1 on 1 meetings are ideal to get better insights into your teams. At a bigger town hall folks might not be comfortable sharing their real struggles. But after a few 1 on 1 meetings, they usually open up. Giving you better information to base your decisions on.

It’s easy to make the mistake of turning 1 on 1 meetings into status updates. Please don’t. There are plenty of other opportunities for that.

How often?

1 on 1 meetings work best when they happen at regular intervals. The ideal interval depends on a lot of things. But in general: Shorter is better. The most important factors are your number of direct reports and agenda. I have around 20 engineers, and for most of my engineers, I meet 30 minutes every three weeks.

I make the meetings a priority. I try my absolute best not to reschedule or cancel them.

One tip is to consider whether you like to batch similar meetings. It made a difference for me in mental energy. I learned that I prefer having 4 meetings in a row than having them spread over several days.

Setting Expectations

I noticed that 1 on 1 meetings work best when the agenda is set by the engineers. Let the engineer tell you what is important. And listen more than you speak.

My meeting invite

Here is my meeting invite to set the stage:

I’d like to set up a recurring 1:1 meeting for us to get together every three weeks.
So, you know what to expect, here are some details on how I like to run 1:1’s:

- Our 1:1’s are your meetings. They are a chance to speak about any topic on your mind, exchange feedback (both ways), and discuss your personal goals.
- These meetings are meant to help you be successful in your role, so anything you think can contribute to that is a great topic.

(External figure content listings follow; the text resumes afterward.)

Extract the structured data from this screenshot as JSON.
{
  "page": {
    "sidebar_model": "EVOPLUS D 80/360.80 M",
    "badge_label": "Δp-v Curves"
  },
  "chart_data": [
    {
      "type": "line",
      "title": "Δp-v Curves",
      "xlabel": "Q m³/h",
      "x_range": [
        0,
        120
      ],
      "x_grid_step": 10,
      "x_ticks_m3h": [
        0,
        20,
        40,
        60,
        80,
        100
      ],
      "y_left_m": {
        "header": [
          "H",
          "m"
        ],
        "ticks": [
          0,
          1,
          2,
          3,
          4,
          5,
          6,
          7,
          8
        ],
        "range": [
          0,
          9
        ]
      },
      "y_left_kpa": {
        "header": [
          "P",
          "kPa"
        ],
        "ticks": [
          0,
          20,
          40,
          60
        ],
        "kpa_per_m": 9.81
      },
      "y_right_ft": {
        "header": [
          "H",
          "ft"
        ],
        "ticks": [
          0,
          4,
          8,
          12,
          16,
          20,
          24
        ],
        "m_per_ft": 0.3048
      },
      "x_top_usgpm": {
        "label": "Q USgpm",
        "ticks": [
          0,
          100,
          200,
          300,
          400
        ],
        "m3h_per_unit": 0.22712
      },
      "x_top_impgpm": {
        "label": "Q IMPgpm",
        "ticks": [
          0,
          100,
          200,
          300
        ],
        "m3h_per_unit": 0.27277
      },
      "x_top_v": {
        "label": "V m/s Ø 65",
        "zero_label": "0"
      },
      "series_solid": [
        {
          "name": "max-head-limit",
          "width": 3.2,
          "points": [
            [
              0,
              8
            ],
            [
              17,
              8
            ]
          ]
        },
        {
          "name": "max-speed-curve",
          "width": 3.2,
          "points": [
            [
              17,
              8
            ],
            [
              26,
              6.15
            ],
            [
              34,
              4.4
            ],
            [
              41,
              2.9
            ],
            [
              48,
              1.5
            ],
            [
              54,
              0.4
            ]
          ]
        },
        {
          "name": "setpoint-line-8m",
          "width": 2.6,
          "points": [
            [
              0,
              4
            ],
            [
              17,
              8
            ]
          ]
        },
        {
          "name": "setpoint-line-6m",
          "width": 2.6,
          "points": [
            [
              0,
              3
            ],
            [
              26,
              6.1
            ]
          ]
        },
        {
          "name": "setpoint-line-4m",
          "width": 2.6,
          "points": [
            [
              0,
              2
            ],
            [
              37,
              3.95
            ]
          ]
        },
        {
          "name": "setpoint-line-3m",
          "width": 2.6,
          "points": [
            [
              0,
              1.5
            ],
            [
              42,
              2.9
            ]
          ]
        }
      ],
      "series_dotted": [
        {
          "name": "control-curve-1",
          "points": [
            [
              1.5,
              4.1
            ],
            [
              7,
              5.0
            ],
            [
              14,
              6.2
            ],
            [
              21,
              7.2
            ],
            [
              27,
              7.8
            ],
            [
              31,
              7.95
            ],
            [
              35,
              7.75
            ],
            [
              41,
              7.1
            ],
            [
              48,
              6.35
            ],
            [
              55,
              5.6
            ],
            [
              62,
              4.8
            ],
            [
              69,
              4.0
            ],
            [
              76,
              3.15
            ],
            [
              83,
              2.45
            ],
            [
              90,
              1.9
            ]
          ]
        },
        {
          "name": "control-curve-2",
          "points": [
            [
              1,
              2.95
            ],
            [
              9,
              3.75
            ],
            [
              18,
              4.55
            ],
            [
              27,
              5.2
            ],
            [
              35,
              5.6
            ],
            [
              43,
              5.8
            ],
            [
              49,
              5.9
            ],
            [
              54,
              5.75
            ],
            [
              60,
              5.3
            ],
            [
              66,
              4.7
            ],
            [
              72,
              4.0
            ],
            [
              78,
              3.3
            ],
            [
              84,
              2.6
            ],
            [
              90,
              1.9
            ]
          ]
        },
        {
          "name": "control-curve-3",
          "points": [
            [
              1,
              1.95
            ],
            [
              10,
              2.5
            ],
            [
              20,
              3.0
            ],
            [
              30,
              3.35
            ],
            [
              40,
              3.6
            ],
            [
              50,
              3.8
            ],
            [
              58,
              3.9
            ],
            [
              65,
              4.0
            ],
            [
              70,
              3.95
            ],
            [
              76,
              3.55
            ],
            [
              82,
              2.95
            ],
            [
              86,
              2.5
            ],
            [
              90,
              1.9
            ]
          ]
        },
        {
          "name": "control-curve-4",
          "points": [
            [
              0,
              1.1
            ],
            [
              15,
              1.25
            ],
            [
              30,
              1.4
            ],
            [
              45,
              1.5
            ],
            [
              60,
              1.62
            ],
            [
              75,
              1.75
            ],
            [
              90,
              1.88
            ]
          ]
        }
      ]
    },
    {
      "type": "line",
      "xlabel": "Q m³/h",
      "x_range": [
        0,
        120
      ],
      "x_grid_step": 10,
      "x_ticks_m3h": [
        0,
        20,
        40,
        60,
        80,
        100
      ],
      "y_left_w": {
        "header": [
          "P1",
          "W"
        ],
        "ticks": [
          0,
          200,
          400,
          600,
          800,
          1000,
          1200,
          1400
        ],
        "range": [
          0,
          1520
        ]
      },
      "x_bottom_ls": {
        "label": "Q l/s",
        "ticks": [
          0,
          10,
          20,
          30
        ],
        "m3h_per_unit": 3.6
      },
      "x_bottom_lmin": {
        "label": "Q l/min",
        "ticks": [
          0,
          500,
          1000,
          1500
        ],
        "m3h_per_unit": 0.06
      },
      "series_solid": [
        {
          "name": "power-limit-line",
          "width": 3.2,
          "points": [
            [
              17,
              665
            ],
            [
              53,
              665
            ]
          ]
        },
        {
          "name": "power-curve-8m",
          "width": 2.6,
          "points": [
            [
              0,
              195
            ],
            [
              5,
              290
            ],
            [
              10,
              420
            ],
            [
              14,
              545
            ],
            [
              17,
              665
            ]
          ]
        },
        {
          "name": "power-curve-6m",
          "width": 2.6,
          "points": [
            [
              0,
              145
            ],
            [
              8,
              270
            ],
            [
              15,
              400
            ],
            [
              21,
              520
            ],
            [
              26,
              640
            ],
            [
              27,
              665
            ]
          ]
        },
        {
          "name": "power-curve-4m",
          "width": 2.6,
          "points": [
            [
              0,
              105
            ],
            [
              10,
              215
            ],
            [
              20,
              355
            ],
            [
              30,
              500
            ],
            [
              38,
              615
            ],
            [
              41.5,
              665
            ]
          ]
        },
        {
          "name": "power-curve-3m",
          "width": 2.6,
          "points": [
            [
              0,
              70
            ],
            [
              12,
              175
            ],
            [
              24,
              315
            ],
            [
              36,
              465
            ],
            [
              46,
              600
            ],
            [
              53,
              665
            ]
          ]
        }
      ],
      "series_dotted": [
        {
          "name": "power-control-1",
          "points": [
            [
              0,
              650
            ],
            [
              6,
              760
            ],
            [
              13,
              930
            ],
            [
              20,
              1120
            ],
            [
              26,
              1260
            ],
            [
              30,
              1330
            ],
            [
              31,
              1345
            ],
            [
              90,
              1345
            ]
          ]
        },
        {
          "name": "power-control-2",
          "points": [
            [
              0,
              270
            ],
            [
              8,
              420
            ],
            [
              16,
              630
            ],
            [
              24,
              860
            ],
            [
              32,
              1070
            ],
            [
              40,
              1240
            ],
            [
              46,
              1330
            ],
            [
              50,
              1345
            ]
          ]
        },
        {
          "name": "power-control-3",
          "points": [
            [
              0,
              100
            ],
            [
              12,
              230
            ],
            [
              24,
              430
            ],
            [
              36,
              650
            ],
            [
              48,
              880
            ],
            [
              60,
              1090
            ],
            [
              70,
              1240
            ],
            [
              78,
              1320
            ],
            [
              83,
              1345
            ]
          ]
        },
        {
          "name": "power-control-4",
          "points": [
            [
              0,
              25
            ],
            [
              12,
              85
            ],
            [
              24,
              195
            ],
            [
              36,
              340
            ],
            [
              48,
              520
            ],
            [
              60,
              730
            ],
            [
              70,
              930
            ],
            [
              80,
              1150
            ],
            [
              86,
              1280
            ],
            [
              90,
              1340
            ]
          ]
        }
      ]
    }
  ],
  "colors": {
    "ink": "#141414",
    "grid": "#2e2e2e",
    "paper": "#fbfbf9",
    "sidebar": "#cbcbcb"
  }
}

Let me know if you have any other questions.

A great tweet by Julia Evans can help your engineers come up with points to discuss.

Dealing with reluctant engineers

Not everyone might be thrilled by the thought of having 1 on 1 time with you. Shit happens. here are my tips for dealing with reluctant engineers.

One of the most common replies I received was “Not yet another meeting“.

Here are my 3 suggestions to help convince reluctant engineers:

  • It’s an experiment, let’s check in after 2 sessions.
  • We can adjust the frequency if you feel it’s too much.
  • Your input/success is important to me.

In most cases, I discovered that even reluctant engineers are happy with their personal time and attention.

Notes & Actions

Another common mistake I made was to try to fix everything myself. After failing a few times, I learned the important lesson of teaching my engineers to fish. Instead of feeding them a fish.

Take notes on what you discuss and agreements. It’s impossible to remember what you discuss with everyone. And usually, a good signal something is going on if the same topics keep coming up.

Something I haven’t tried personally but what I hear from other managers is to create a document together with your engineers, to co-write the notes and agreements in.